Bukan Bagian dari Sebuah "Scene": Keunikan Patrick Wolf
Wolf merasa tidak pernah benar-benar menjadi bagian dari industri musik atau scene musik tertentu. Ia menyatakan bahwa dirinya merasa lebih nyaman sebagai "orang luar". Meskipun begitu, ia merasa dihargai oleh NME dan karya-karyanya tetap relevan.
Nostalgia: Jauh dari Ingatan "Indie Sleaze"
Wolf sangat menghindari nostalgia, terutama untuk era "indie sleaze" tahun 2000-an. Ia memilih untuk fokus pada masa depan dan melihat ke depan, mendorong semangat yang positif dan progresif.
Aspirasi: Fokus pada Karya, Bukan Ketertarikan Publik
Prioritas utama Wolf saat ini adalah menyelesaikan album berikutnya. Ia tidak terlalu memikirkan popularitas, tetapi lebih fokus pada kualitas karya. Ia berharap karyanya bisa dinikmati oleh audiens yang tepat.

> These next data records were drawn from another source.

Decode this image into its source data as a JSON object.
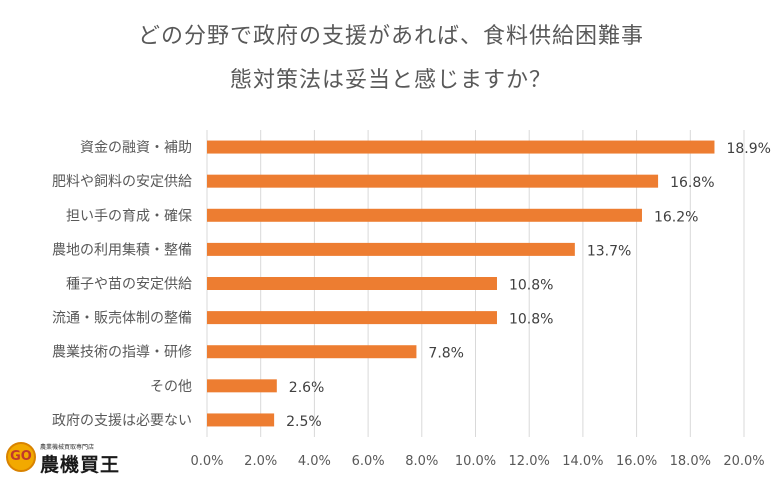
{
  "chart_data": {
    "type": "bar",
    "orientation": "horizontal",
    "title_lines": [
      "どの分野で政府の支援があれば、食料供給困難事",
      "態対策法は妥当と感じますか？"
    ],
    "categories": [
      "資金の融資・補助",
      "肥料や飼料の安定供給",
      "担い手の育成・確保",
      "農地の利用集積・整備",
      "種子や苗の安定供給",
      "流通・販売体制の整備",
      "農業技術の指導・研修",
      "その他",
      "政府の支援は必要ない"
    ],
    "values": [
      18.9,
      16.8,
      16.2,
      13.7,
      10.8,
      10.8,
      7.8,
      2.6,
      2.5
    ],
    "value_labels": [
      "18.9%",
      "16.8%",
      "16.2%",
      "13.7%",
      "10.8%",
      "10.8%",
      "7.8%",
      "2.6%",
      "2.5%"
    ],
    "xlim": [
      0,
      20
    ],
    "x_ticks": [
      "0.0%",
      "2.0%",
      "4.0%",
      "6.0%",
      "8.0%",
      "10.0%",
      "12.0%",
      "14.0%",
      "16.0%",
      "18.0%",
      "20.0%"
    ],
    "grid": true,
    "bar_color": "#ED7D31"
  },
  "logo": {
    "badge_text": "GO",
    "small_text": "農業機械買取専門店",
    "main_text": "農機買王"
  }
}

Kesimpulannya, kembalinya Patrick Wolf menandai babak baru yang penuh semangat. Dengan ‘Crying The Neck' dan "Limbo", ia tidak hanya menawarkan musik, tetapi juga pengalaman yang mendalam dan otentik yang mencerminkan perjalanan hidupnya. Sebuah perjalanan yang diisi rasa sakit, kebahagiaan, dan harapan, yang patut kita nikmati bersama.